Лирику Матиевского отличает удивительная, совершенно естественная чистота, не имеющая ничего общего ни с «либеральной фривольностью», ни с казённым пуританством, где сквозь наивно-розовый косметический слой словес то и дело проступает подозрительная сыпь: то ли симптом нехорошей болезни, то ли след принудительного воздержания.

«Про что» эти стихи? Про жизнь и смерть. Про любовь и одиночество. Про Бога и «верить не во что». Словом, как всякая настоящая поэзия, они несводимы к формуле «про что» и являются по-своему образцом «чистого искусства». А ставя вопросы «как жить?» и «что делать?» (какие русские стихи без этого?), никаких окончательных рекомендаций читателю не дают.

Особо хочется сказать о ритмике стихов Матиевского. Такого широкого ритмического диапазона нет, пожалуй, ни у одного современного поэта. Иногда в пределах одного стихотворения ритм меняется несколько раз, но никогда это не вызывает ощущения нарочитого эксперимента, механического соединения разнородных элементов.
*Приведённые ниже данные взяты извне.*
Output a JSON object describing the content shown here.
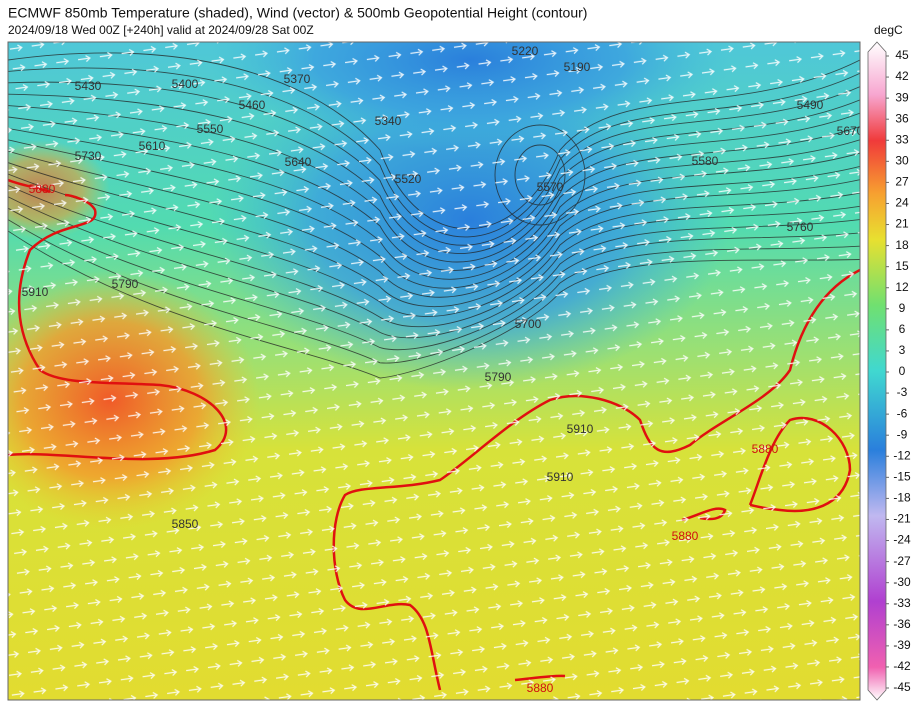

Напротив. Переходы эти естественны, органичны, как ослабление-учащение пульса или дыхания.

Впрочем, не хотелось бы навязывать читателю (буде таковой объявится) свой взгляд на поэзию Матиевского. Одно бесспорно – она требует отдельного обстоятельного разговора. Единственное, чего никоим образом не следует ожидать (и тем более требовать) от стихов Матиевского, так это «чистоты звука» – приятной, как бы итальянской открытости слога – того самого достоинства, органично присущего русским «малым поэтам», как писал Мандельштам. Работа шла в ином направлении. Даже в стихотворении «Песенка» вместо ожидаемой «складности» (название предполагает!) – внезапно раздаётся косноязычный варварский каламбур: «Всякий вытащить топор тщится…» Обилие смысловых и звуковых «сдвигов», сложный ритмический рисунок стиха, интеллектуальные «отягощения» – всё это, как я уже не раз убеждался, сильно усложняет восприятие поэзии Матиевского. Но сдаётся мне, что если это и беда, то беда не поэта, а читателя.

    «Сумерки». 1989. № 6

Борис Божнев

В 1924 году в московском альманахе «Недра» стараниями вернувшегося из эмиграции Валентина Парнаха были опубликованы три стихотворения, подписанные «Борис Божнев».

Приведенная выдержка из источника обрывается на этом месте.